This small project is a part of a weekly #TidyTuesday challenge and uses The Stanford Open Policing Project data. More information about the project in this video.
I decided to analyze information about traffic stops by police in Albany, NY, because I lived in New York State before and was just curious about situation there. Albany data contains 10328 police stops of Albany drivers between December 2007 and December 2017.
Firstly, I decided to see the number of stops by race. It immediately highlighted the first problem - there are too many NAs in this dataset.
| race | number |
|---|---|
| asian/pacific islander | 1983 |
| black | 22658 |
| hispanic | 2595 |
| other/unknown | 7815 |
| white | 28527 |
| NA | 39703 |
In the form of a barchart stops by race will look like this:
Then I asked myself about the age? Maybe drivers of a specific race are stopped differently based on their age? But boxplot looks similar. Moreover, it highlighted the second potential problem with data - outliers. Looks like there were drivers, who were 100+ yo, when they were stopped by police. Is it possible or it is a problem with typos?
In total I have 6 drivers with the age above 100, and 100 drivers with the age above 90.
My third idea was to check how drivers are stopped by hour? Any specific hours with more stops? Looks like that closer to midnight police stops drivers much more frequently and not very active early in the morning. Interesting that the majority of stops without the race identification were made during these late hours. Maybe policemen do not have time to fill in forms and skip some boxes in their forms?

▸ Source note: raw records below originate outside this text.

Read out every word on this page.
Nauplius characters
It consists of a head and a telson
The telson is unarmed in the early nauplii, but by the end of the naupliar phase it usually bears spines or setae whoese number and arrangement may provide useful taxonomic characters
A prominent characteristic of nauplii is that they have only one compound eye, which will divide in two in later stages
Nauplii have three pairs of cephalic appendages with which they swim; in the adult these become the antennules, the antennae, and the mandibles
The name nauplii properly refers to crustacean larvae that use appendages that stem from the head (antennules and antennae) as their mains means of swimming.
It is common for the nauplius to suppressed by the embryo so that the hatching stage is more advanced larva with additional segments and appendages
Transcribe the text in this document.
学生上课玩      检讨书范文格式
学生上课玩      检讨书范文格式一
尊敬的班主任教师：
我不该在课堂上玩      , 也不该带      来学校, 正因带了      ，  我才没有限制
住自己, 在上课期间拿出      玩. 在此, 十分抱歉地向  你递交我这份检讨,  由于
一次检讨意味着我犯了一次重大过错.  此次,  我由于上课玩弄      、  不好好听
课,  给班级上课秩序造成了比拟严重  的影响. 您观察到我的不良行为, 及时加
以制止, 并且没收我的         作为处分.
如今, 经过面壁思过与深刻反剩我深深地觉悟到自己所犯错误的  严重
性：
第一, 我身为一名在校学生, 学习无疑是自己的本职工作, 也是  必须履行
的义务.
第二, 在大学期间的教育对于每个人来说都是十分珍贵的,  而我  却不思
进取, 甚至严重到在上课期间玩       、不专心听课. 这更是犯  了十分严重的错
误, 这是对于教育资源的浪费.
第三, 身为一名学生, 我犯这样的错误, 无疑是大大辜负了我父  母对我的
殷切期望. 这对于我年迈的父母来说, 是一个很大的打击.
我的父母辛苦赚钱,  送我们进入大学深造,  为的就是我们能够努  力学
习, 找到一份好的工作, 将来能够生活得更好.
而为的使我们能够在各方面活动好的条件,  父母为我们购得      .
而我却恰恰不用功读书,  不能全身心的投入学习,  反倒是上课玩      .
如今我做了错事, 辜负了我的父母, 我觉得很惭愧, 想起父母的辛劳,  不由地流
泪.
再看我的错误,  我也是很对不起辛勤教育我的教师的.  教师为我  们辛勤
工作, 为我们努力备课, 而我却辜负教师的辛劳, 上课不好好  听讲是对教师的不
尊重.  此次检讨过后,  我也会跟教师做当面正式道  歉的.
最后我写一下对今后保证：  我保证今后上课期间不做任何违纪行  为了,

Forth idea - any patterns with gender? The good thing - almost all drivers were idintified by their gender.
| sex | number |
|---|---|
| male | 71848 |
| female | 31406 |
| NA | 27 |
Looks like stops of male drivers prevail significantly. Probably the majority of drivers are males. The chart looks like this:
Ok, maybe any specific patterns of race AND gender? Maybe some group was stopped disproportinally here? The table looks like this:
| race | sex | number |
|---|---|---|
| asian/pacific islander | male | 1465 |
| asian/pacific islander | female | 518 |
| black | male | 15685 |
| black | female | 6973 |
| hispanic | male | 1868 |
| hispanic | female | 727 |
| other/unknown | male | 5131 |
| other/unknown | female | 2664 |
| other/unknown | NA | 20 |
| white | male | 18088 |
| white | female | 10436 |
| white | NA | 3 |
| NA | male | 29611 |
| NA | female | 10088 |
| NA | NA | 4 |
We can see that NAs create problems here. Probably not too much sense to visualize this.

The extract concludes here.